ValidatorSet change delayed by 1 block, and lite refactor by jaekwon · Pull Request #1756 · tendermint/tendermint

jaekwon · 2018-06-16T04:23:29Z

The transactions in the LastBlock are sufficient for validators to know what the next validator should be, because it can update the validator set based on the validator updates returned by EndBlock. But light clients don't know that, so if the application wants to change the validator set completely 100%, a general purpose tendermint light client can't validate it because it doesn't know how to interpret the txs which caused the validator changes.

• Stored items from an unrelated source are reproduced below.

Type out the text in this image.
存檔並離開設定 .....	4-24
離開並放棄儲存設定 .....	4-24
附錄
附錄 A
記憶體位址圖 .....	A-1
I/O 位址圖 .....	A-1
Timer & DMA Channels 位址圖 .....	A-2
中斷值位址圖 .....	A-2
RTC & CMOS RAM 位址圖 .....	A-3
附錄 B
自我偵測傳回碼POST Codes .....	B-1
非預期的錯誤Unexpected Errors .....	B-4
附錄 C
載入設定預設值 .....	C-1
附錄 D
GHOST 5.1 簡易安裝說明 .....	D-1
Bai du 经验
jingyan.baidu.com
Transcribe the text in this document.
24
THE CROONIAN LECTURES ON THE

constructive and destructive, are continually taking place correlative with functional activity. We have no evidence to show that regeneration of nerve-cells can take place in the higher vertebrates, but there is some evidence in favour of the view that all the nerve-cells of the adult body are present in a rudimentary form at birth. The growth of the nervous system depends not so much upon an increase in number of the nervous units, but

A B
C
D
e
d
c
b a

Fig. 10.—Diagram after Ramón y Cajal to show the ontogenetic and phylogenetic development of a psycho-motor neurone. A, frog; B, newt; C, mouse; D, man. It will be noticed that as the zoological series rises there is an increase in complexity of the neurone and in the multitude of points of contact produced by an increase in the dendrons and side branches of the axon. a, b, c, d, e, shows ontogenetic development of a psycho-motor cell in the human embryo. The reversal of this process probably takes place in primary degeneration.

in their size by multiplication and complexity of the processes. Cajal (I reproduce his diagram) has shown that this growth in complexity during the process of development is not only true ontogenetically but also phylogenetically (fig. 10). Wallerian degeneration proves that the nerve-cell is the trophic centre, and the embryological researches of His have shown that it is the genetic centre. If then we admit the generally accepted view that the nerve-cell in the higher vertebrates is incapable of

Delaying validator set updates by 1 block allows the next pending validator set to be included in the block header as "NextValidators", so light clients can know how the validator set changed for a blockchain, even with arbitrary validator set changes.

This PR includes updates for package "lite" as well.

Also, fix consensus liveness issue.

jaekwon · 2018-06-16T04:29:14Z

consensus/state.go

-				cs.enterNewRound(height, vote.Round+1)
+				cs.enterNewRound(height, vote.Round)
+				cs.enterPrecommit(height, vote.Round)
+				cs.enterPrecommitWait(height, vote.Round)


This could be a separate PR but I made the change here so... LMK if you want me to fork it into a separate PR.

Can you link to the issue ? maybe @milosevic can too

jaekwon · 2018-06-16T04:30:44Z

consensus/state_test.go

 	propBlock := rs.ProposalBlock

-	<-voteCh // prevote
+	ensureVote(voteCh, h, r, types.VoteTypePrevote)


I only did this for this test case because it's the one that broke (awesome btw, tests are working as expected... pubsub or eventbus needs better debug tooling).

ensureVote etc instead of blindly receiving on the channel will help. For example, it would have helped me tremendously to know that a prevote was expected but a precommit came through.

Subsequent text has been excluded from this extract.